Pertanyaan polos Saipul tadi membuat Nenek Nia memijat pelipisnya pening. Bagaimana bisa Saipul bertanya dengan wajah tanpa dosa seperti itu?
Keduanya merasa tidak habis pikir.
Walaupun hati Casio ingin memaki Saipul, keberadaan Nenek Nia diantara keduanya membuat Casio memutuskan mempending acara maki makinya.
Setelah berhasil menurunkan Casio dan mengobrol sesaat Nenek Nia membawa kembali tangga kayu ke gudang yang berada terpisah dibelakang rumah. Sedangkan Casio diajak mampir ke rumah sebentar untuk diberikan lauk pauk dengan Saipul yang disuruh menemani diruang tamu.

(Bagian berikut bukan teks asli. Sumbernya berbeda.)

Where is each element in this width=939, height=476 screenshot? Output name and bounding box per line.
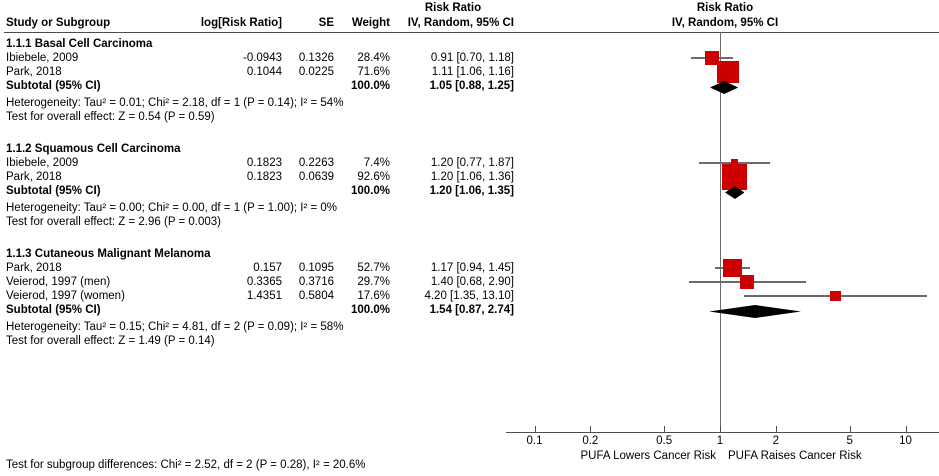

Ketika tinggal mereka berdua saja seperti sekarang sebenarnya Casio hendak mengeluarkan kata makiannya yang dengan terpaksa terpending tadi. Namun jika dipikir-pikir lagi itu terlalu kekanakan.
Mengingat Casio yang suka beradu mulut dengan Saipul mengingatkan pemuda itu akan Ayahnya sendiri. Gionard, yang kehilangan kesan pendiamnya jika sudah bertemu dengan Casio. Karena jika sudah bertemu maka akan ada saja bahan keributan diantara mereka.
Terkadang Casio tidak habis pikir dengan sikap Gionard, seperti anak kecil saja. Selalu mengajak Casio beradu mulut. Namun tak urung Casio tetap meladeni.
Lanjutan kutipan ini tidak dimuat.